You're quite right, and those who have told the story of how series have become a dominant storytelling form in the screen industries are bearing out all our experiences. Many more people watch and enjoy series and feel that television series are as good an experience for the viewer as a feature film.
That's reflected also in how our members work. We work a great deal in television series, and by television series I mean serialized entertainment on all platforms, and many of our members work in feature film.
I would draw one key distinction, which I think is of interest to this committee in one way, and that is one of our most distinguished members is Clement Virgo, who is the writer, director, and producer of The Book of Negroes, which started as a feature film project and became a miniseries, as did Orphan Black by the way, a well-known Canadian series.

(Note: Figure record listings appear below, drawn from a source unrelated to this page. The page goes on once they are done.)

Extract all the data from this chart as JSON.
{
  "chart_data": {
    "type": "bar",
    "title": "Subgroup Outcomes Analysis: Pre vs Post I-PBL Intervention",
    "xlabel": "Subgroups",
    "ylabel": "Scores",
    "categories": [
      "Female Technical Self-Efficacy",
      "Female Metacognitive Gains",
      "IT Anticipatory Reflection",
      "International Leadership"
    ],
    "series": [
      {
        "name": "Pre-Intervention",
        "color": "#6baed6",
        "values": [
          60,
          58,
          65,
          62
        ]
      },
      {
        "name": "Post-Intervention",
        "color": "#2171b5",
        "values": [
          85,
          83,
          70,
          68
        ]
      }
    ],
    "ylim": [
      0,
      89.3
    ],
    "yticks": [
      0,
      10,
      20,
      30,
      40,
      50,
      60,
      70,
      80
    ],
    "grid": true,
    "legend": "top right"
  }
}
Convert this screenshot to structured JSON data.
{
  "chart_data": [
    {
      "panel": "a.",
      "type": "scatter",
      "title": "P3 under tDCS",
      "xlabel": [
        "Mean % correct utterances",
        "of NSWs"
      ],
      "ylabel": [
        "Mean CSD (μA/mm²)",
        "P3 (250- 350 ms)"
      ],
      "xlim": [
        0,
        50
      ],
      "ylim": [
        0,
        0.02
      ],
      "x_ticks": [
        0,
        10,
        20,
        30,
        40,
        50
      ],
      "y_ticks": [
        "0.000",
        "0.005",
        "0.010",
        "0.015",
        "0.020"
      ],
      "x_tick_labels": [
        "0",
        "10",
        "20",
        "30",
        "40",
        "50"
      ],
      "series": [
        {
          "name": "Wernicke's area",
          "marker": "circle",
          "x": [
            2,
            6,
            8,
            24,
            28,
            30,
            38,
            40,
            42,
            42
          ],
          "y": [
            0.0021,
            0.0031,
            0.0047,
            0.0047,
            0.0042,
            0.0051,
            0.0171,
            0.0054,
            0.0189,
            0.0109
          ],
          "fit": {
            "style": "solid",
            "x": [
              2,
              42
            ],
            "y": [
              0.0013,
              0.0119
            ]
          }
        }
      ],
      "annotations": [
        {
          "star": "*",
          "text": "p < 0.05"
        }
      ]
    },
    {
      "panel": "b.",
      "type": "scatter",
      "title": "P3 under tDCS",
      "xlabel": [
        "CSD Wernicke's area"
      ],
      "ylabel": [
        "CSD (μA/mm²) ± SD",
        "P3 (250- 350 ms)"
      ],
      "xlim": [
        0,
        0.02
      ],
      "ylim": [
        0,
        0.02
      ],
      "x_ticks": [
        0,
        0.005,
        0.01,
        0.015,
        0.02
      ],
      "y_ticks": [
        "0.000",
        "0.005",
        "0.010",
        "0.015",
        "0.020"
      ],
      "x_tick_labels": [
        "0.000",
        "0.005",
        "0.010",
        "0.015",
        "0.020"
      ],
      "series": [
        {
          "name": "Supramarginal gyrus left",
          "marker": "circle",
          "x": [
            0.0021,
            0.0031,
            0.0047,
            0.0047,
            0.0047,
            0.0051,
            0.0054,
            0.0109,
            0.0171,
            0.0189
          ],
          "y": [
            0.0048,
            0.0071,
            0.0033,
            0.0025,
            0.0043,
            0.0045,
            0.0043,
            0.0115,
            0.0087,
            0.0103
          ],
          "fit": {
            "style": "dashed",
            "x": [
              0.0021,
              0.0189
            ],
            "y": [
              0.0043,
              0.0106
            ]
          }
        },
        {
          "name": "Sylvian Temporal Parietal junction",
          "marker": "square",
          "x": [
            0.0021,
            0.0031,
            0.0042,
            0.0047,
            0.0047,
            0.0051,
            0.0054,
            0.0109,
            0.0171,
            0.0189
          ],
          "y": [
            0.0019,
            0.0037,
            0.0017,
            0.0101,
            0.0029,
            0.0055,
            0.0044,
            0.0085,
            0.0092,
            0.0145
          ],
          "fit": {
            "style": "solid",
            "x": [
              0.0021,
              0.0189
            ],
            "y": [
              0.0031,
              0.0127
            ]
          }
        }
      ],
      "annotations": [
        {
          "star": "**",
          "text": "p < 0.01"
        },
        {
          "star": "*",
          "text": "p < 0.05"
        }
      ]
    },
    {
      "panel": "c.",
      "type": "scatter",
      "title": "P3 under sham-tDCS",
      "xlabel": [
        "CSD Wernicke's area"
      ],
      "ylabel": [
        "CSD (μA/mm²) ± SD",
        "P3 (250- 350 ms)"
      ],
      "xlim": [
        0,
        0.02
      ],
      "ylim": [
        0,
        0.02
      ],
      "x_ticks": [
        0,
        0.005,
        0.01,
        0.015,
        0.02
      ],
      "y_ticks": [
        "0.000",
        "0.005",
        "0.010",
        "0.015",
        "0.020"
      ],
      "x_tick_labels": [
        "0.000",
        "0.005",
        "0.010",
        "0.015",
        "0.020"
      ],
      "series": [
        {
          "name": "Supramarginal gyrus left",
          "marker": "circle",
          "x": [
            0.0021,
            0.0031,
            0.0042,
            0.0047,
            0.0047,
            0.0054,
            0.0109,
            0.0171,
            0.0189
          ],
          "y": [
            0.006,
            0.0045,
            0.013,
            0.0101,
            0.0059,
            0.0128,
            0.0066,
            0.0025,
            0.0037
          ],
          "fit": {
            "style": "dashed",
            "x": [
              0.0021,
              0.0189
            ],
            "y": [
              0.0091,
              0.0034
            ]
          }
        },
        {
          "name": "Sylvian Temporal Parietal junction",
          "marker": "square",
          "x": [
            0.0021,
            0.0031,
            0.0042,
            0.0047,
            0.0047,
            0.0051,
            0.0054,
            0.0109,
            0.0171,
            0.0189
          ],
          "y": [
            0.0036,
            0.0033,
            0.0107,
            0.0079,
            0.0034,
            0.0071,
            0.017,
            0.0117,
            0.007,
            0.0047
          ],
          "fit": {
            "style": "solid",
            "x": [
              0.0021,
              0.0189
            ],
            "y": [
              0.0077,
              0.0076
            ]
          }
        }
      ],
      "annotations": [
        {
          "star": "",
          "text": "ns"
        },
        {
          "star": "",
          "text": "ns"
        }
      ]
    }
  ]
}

Clement draws the distinction between his work as a filmmaker on the one hand and on the other hand as a hard-hat director, as he calls it. By a hard-hat director he means the way he spends his time when he's offering his services as a gun-for-hire director on any number of projects around the continent.
He has directed The Wire, a famous HBO series. He is very active in Canadian episodic, but he does draw a distinction between that work and the work he does as a feature filmmaker primarily, but also as a feature filmmaker working in formats like the miniseries, for instance, The Book of Negroes, or for example, a series that he may have conceived himself, written, or put together with fellow writers.
In the end it goes to authorship. What feature film has tended to do in our low-budget environment, an environment in Canada where we don't have a lot of money, is it has allowed individuals like me to be both the writers and directors of a single work and therefore the authors of that work.
A series tends to take me and put me in just a little part of it. I'll direct one or two episodes, and I'm certainly not the writer of that series. It's using my skills and my craft, but it may not really be drawing on me as the total progenitor of that project.
I think what's great and worth sustaining in the focus on feature film is that this 90- to 120-minute thing is likely to be a very authored thing in Canada and in some sense have its own voice and be its only story, a story that can go to festivals and go into cinemas and onto television around the world, with a kind of specificity that may be more representative of the story I want to tell than the larger format series.
In a sense, it's simply an instrumental difference between the two functions. That is what I meant when I said that feature film employs me more totally as an artist than series most often, but it's not exclusively the case.